Prayer requests most often become gossip when we give out way more information than was needed. Let’s say I stand up and say, “Please pray for my friend Jim Smith, who has cancer, because he smoked three packs a day for forty years even though his wife begged him to stop.” THAT is gossip. It may be true, but there’s no way it’s my place to pass on that information unless Jim, regretting his decision to smoke, has asked me to get the word out to everyone I know about the dangers of tobacco. I don’t know about you, but no one’s ever asked me to do that.

A more typical illustration of when prayer requests become gossip would be when a prayer request like the one about Jim is made, then either I add on--or someone else does--something like, “And did you hear about his daughter? She just found out she’s pregnant and she’s not married.” Granted, that’s a situation that needs ministry and prayer, but the prayer side could have been covered by a simple, “And Jim’s family could use our prayers, too.” We may think of gossip as info that’s either untrue or exaggerated, but it’s really any info that--even if true--shouldn’t be passed on; because we don’t have permission to pass it on or because it’s information that would hurt someone.

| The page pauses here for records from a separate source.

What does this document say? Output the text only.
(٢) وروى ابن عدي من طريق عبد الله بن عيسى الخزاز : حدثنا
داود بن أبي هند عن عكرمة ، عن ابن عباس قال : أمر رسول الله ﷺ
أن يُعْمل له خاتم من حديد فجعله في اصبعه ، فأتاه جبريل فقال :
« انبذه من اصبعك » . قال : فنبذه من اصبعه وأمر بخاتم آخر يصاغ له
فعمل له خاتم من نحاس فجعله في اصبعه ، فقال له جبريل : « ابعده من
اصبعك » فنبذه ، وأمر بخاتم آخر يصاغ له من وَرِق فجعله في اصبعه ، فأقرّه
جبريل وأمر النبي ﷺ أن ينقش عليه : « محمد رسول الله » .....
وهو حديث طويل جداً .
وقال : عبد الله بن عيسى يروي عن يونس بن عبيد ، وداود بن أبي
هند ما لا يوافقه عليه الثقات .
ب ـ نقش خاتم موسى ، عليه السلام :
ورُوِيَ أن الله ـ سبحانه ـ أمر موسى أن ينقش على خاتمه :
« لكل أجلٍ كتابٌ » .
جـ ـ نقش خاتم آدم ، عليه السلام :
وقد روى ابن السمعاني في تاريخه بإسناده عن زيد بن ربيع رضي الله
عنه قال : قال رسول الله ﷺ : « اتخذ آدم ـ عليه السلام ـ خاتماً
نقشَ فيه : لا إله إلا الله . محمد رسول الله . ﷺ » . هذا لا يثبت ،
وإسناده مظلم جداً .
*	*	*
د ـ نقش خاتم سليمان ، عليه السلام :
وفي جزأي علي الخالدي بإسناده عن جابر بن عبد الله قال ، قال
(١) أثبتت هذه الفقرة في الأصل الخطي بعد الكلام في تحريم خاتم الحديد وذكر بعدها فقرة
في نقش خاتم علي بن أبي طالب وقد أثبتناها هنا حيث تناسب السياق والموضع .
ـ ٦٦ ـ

The ministry side can (and should) be covered by the friends who actually know Jim and his daughter well enough to minister to them in Christian, friendly love.

If anyone’s still reading at this point, they may be objecting, “But more details help me pray.” I can’t decide whether to respond, “Yeah, right,” or “Then learn how to pray better.” A person who can’t pray without all the details is a person who is trying to bend God to his will rather than submit to God’s will. Because, as I alluded to earlier, God already knows all the details. It’s less important that we know the details than that we submit to the detailer. When we do, he’ll let us in on what his plan for us in the matter is. And then, we’ll be so full of the real details that we won’t have time for all that extraneous stuff we used to look for.

And this is why the Enemy loves gossip so much. If he can get us thinking and talking about the wrong details, he knows we won’t get around to pursuing the right details.

* I point that out for a very specific audience. Obviously, anyone who doesn’t consider Scripture to be either authoritative or from God isn’t going to be particularly interested in what Scripture says. But, notice, this article is about something that goes on in churches which, ostensibly, are full of people who do believe Scripture is authoritative.